Я с досадой заметил, что они оставили открытыми обе двери, ведущие сюда из коридора со сводчатым потолком.
— Ничего не скажешь, ловко запрятался! Хорошо еще, что встретили Тома, он нас и послал сюда.
— Как, — говорю я, протягивая ему через плечо левую руку и не спуская при этом глаз с уровня вина в бутылке, — разве Тома еще не ушел?
— Нет, сидит на солнышке на ступеньках донжона и мусолит свои карты, — говорит Мейсонье, и по голосу его ясно, что парень, тратящий столько времени на изучение камней, вызывает у него уважение.
— Мое почтение, господин граф[11], — говорит Колен. Ему кажется забавным величать меня так с тех пор, как я стал хозяином Мальвиля.
— Привет, — бросает верзила Пейсу.
Я не смотрю на них. Я неотрывно слежу за струей вина, наполняющей бутылку. Воцаряется молчание, мне оно кажется несколько принужденным.
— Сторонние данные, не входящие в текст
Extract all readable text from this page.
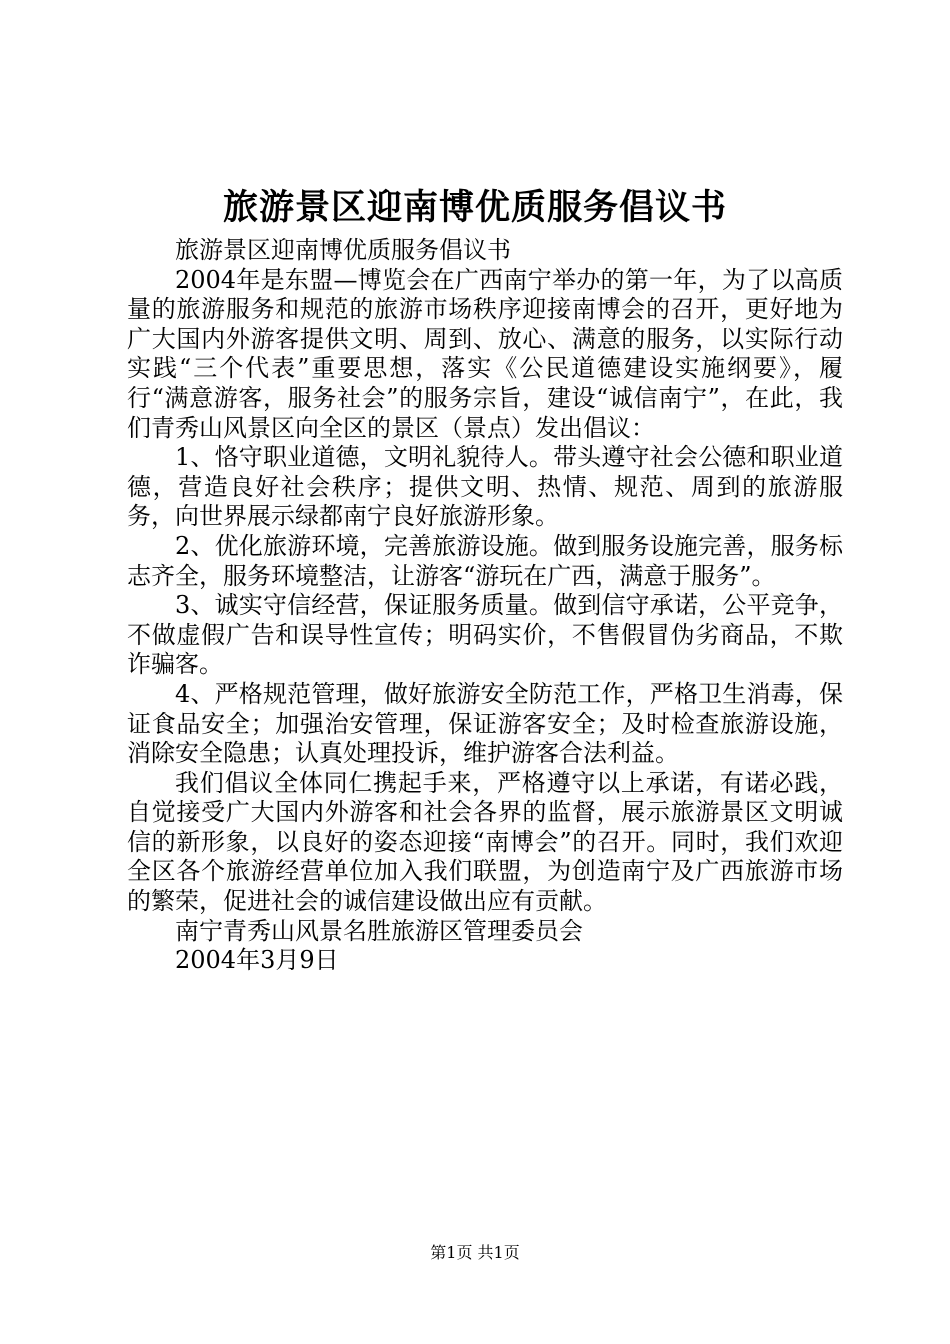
旅游景区迎南博优质服务倡议书

旅游景区迎南博优质服务倡议书

2004年是东盟—博览会在广西南宁举办的第一年，为了以高质量的旅游服务和规范的旅游市场秩序迎接南博会的召开，更好地为广大国内外游客提供文明、周到、放心、满意的服务，以实际行动实践“三个代表”重要思想，落实《公民道德建设实施纲要》，履行“满意游客，服务社会”的服务宗旨，建设“诚信南宁”，在此，我们青秀山风景区向全区的景区（景点）发出倡议：

1、恪守职业道德，文明礼貌待人。带头遵守社会公德和职业道德，营造良好社会秩序；提供文明、热情、规范、周到的旅游服务，向世界展示绿都南宁良好旅游形象。

2、优化旅游环境，完善旅游设施。做到服务设施完善，服务标志齐全，服务环境整洁，让游客“游玩在广西，满意于服务”。

3、诚实守信经营，保证服务质量。做到信守承诺，公平竞争，不做虚假广告和误导性宣传；明码实价，不售假冒伪劣商品，不欺诈骗客。

4、严格规范管理，做好旅游安全防范工作，严格卫生消毒，保证食品安全；加强治安管理，保证游客安全；及时检查旅游设施，消除安全隐患；认真处理投诉，维护游客合法利益。

我们倡议全体同仁携起手来，严格遵守以上承诺，有诺必践，自觉接受广大国内外游客和社会各界的监督，展示旅游景区文明诚信的新形象，以良好的姿态迎接“南博会”的召开。同时，我们欢迎全区各个旅游经营单位加入我们联盟，为创造南宁及广西旅游市场的繁荣，促进社会的诚信建设做出应有贡献。

南宁青秀山风景名胜旅游区管理委员会

2004年3月9日

第1页 共1页
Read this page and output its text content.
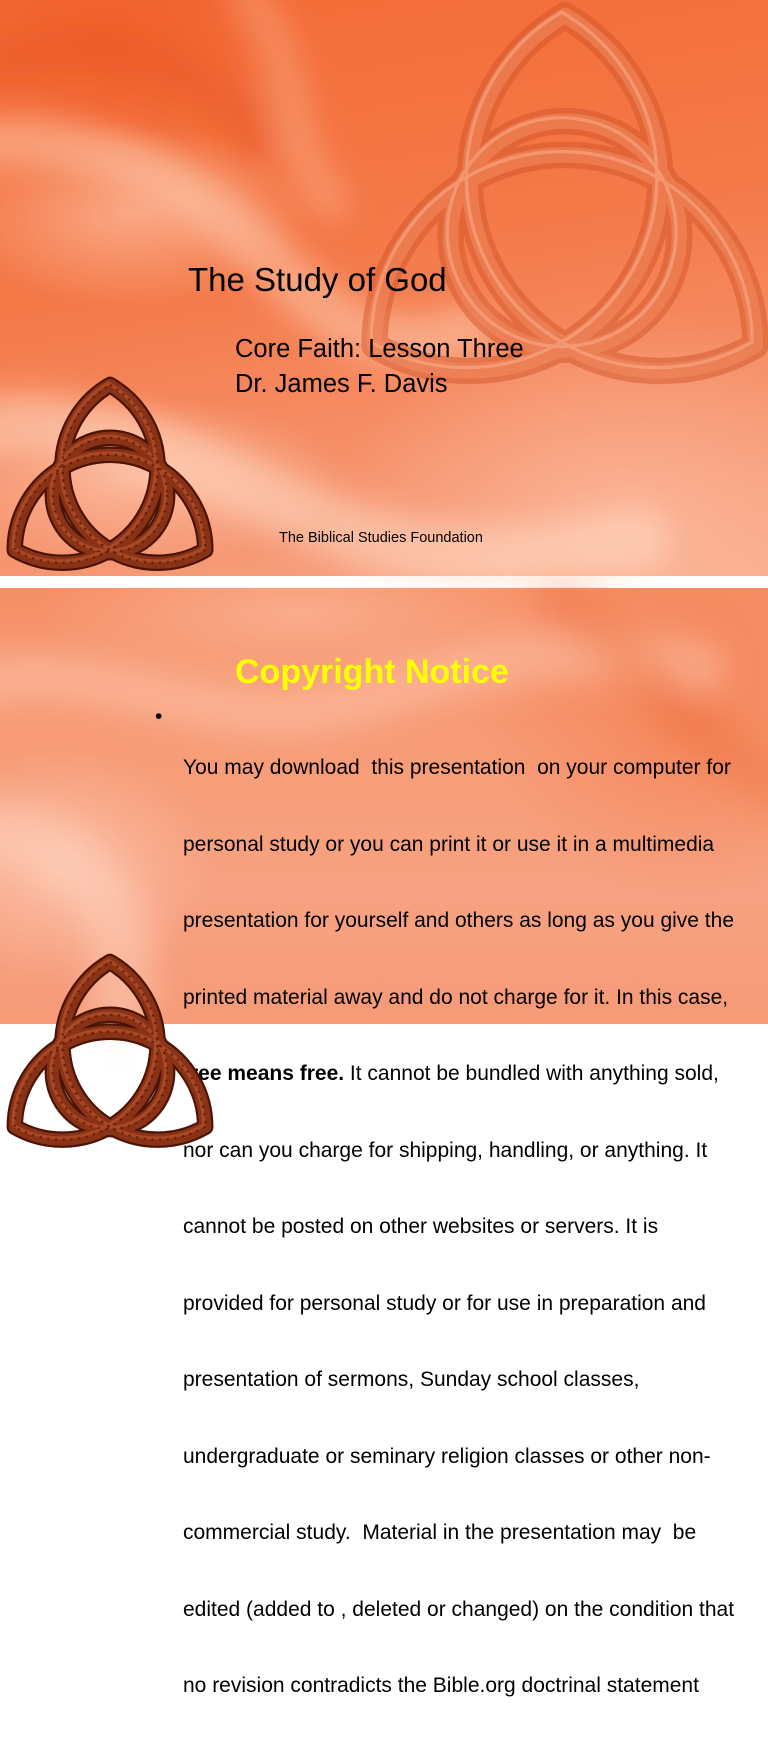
The Study of God
Core Faith: Lesson Three
Dr. James F. Davis
The Biblical Studies Foundation
Copyright Notice
•

You may download  this presentation  on your computer for

personal study or you can print it or use it in a multimedia

presentation for yourself and others as long as you give the

printed material away and do not charge for it. In this case,

free means free. It cannot be bundled with anything sold,

nor can you charge for shipping, handling, or anything. It

cannot be posted on other websites or servers. It is

provided for personal study or for use in preparation and

presentation of sermons, Sunday school classes,

undergraduate or seminary religion classes or other non-

commercial study.  Material in the presentation may  be

edited (added to , deleted or changed) on the condition that

no revision contradicts the Bible.org doctrinal statement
— Ну как, — спрашивает длинный Пейсу, чтобы разрядить атмосферу, — твоя немка еще не прискакала?
Это уж тема верная. Так по крайней мере считает он.
— Она и не приедет, — небрежным тоном отвечаю я. — Она выходит замуж.
— Ты мне об этом не говорил, — с упреком замечает Мену. — Скажите-ка, — продолжает она насмешливо. — Замуж выходит.
Я вижу, что Мену не терпится высказать свои соображения по этому поводу, но, должно быть, припомнив, как ей самой удалось подцепить муженька, она решает промолчать.
— Ну и дела! — восклицает долговязый Пейсу. — Биргйтта выходит замуж. Вот жалость-то какая, значит, я так и прособирался…
— Теперь ты останешься без помощницы, — говорит Колен.
Я не могу обернуться, чтобы взглянуть на Мейсонье, уровень вина в бутылке поднимается слишком быстро. Но про себя отмечаю, что он хранит молчание.
— В конце месяца у меня будет три помощника.
— Девки или парни? — спрашивает Пейсу.
— Парень и две девушки.
— Ого! Две девки! — Но ничего больше он не добавляет, и снова повисает тягостное молчание.
— Мену, пойди-ка принеси три стаканчика для этих господ.
— Не стоит беспокоиться, — говорит Пейсу, облизывая губы.
— Момо, — перепоручает Мену, — сходи за стаканами, ты же видишь, я занята.
На самом-то деле ей просто не хочется уходить из подвала сейчас, когда разговор принимает такой интересный оборот.
— Ниду! (Не пойду!) — отвечает Момо.
— Под зад коленом захотел? — прикрикивает Мену, угрожающе поднимаясь с табуретки.
Момо отскакивает в сторону и, очутившись в безопасности, в ярости топает ногами и кричит:
— Ниду!
— Пойдешь! — говорит Мену, делая шаг по направлению к нему.
— Момо ниду! — с вызовом кричит он, а сам хватается за ручку двери, готовый в любую минуту улепетнуть.
Мену прикидывает расстояние, отделяющее ее от сына, и как ни в чем не бывало снова опускается на табуретку.
— Сходишь за стаканами, — говорит она мирным тоном, принимаясь за работу, — я тебе к ужину картошки поджарю.
Плохо выбритое лицо Момо расплывается в сладострастной улыбке, его маленькие черные глазки, глазки зверя, живые и наивные, плотоядно вспыхивают.
— Падя? (Правда?) — с живостью спрашивает он, запустив одну пятерню в свою черную всклокоченную шевелюру, а другую — в карман штанов.
— Коль обещала, значит, поджарю, — отвечает Мену.
— Ду, — с восхищенной улыбкой говорит Момо и исчезает так быстро, что забывает закрыть за собой двери. Слышно только, как по каменным ступеням лестницы гулко стучат его грубые, подбитые гвоздями башмаки.
Долговязый Пейсу поворачивается к Мену.
— Как погляжу, трудновато тебе с ним приходится, — вежливо говорит он.
— Да, он у меня с характерцем, — отвечает она, довольно посмеиваясь.
— Ну вот и придется тебе поплясать сегодня вечером у плиты, — говорит Колен.
Худое, как у мумии, лицо Мену собирается в морщинки.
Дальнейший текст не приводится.